Exemple : guérison complète pour une femelle de 13 kilos souffrant d’un adénome mammaire (1 injection par mois pendant 3 mois) et d’un mélanome (1 injection).
Mais attention. L’alcool éthylique pur possède un effet cytotoxique (il provoque la déshydratation et la nécrose des cellules).
A tel point que ce fut le « standard of care » pour les petites lésions de carcinome hépatocellulaire chez l’homme !
La procédure s’appelle « injection percutanée d’éthanol » (IPE) ou « alcoolisation » (elle a tendance à être remplacée de nos jours par des traitements thermiques, ablation par radiofréquence, etc. ). Mais demeure encore utilisée (et même pour des indications différentes, lire ici), y compris sur des chiens.
Difficile donc de faire la part des choses entre l’effet de l’éthanol et celui de l’ivermectine. Les auteurs du brevet ne s’en cachent pas. Ils ont choisi l’alcool éthylique précisement pour sa cytotoxicité, ils parlent même de « choix optimal« . Ils semblaient parier sur un effet synergétique.
Entre temps, les Matsumoto père et fils affinent leur méthode, le premier dans sa propre clinique à Tiryuu (Aichi), le second dans un centre médical à Yoshikawa (préfecture de Saitama)
Cette fois, ils utilisent 2 solutions combinées (ivermectine et L-théanine, toujours diluées dans de l’éthanol) dans laquelle ils ajoutent ensuite du chlorhydrate de pyridoxine.
En 2007, ils publient au Japon un article qui présente 3 cas de chiens souffrant de mastocytomes (tumeur canine la plus fréquente) et traités avec ce triple mélange. Leur hypothèse ? Une synergie entre les 3 produits via la voie glutamate → GABA.
Lien : https://cir.nii.ac.jp/crid/1521136280378514560 (voir ci-dessous pour l’article original et la traduction).
Cette hypothèse ne sera pas validée ensuite (l’ivermectine agit différemment sur les cellules cancéreuses). Et les recherches ont montré que GABA dépendait du contexte : parfois pro-tumoral, parfois antiprolifératif.

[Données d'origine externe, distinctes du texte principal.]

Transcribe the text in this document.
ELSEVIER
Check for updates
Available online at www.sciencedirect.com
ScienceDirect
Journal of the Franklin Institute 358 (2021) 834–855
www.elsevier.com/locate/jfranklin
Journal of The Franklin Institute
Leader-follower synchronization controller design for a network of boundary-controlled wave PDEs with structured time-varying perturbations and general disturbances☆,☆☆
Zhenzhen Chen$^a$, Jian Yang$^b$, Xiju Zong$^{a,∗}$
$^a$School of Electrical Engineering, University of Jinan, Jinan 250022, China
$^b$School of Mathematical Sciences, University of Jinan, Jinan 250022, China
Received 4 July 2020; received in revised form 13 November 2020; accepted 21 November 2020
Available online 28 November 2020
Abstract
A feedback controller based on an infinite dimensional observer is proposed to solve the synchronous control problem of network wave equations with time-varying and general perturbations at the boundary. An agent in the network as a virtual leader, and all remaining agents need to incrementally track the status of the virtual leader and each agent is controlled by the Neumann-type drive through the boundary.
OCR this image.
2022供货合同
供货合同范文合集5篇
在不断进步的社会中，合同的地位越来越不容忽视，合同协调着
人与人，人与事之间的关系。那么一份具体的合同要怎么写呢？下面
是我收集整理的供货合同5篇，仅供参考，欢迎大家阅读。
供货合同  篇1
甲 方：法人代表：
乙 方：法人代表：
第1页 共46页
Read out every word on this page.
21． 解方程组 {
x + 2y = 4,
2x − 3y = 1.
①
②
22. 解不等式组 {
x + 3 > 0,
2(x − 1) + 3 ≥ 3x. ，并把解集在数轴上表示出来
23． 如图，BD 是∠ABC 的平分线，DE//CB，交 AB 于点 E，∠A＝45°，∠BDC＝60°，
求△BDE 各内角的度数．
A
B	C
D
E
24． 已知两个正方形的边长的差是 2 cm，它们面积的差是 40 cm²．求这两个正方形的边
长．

En 2011, Mitsuto Matsumoto perd son fils, Hirohiko, emporté par une hémorragie cérébrale à l’âge de 45 ans. En 2016, il décède, âgé de 88 ans.
Quant à Hisatake Ishikawa, 68 ans aujourd’hui, il travaille toujours à l’hôpital Nagoya Memorial, dans la préfecture d’Aichi (côte centrale de l’île de Honshū).
J’ai demandé à H. Ishikawa comment son beau-père avait eu l’idée à l’époque de tester l’ivermectine en injection locale.
Je suppose qu’il connaissait l’effet antitumoral de l’ivermectine grâce à une revue scientifique japonaise. Il était en effet abonné au Kagaku-Asahi [un journal mensuel scientifique] et connaissait l’ivermectine comme médicament contre la dirofilariose canine.
Il ajoute : « Mon beau-père me disait que de nombreux chiens traités à l’ivermectine avaient atteint une RC [réponse complète] ou une RP [réponse partielle]« .
Alors pourquoi aujourd’hui déterrer ce brevet et l’article qui a suivi en 2007 ?
Parce que cela s’inscrit dans un continuum scientifique et expérimental : l’ivermectine n’a pas vu le jour durant le Covid (on se souvient des nombreuses polémiques dont l’infâmante campagne de la FDA « vous n’êtes pas un cheval, ni une vache« ). On étudie ses propriétés anticancéreuses depuis longtemps.
Je crois à l’intérêt de cette forme d' »archéologie » scientifique (lire mon dossier sur les brevets autour des benzimidazoles, des antifongiques, les interviews de Simon Yu ou encore Paul Ewald)…
En effet, depuis des décennies, des chercheurs et des médecins travaillent partout dans le monde, suivent leurs intuitions et découvrent des pistes intéressantes, bref font avancer la science.
Mais on ne les écoute pas.
Pire : on ne sait même pas qu’ils existent.
Big Cancer instrumentalise très bien cette amnésie collective, cette invisibilisation…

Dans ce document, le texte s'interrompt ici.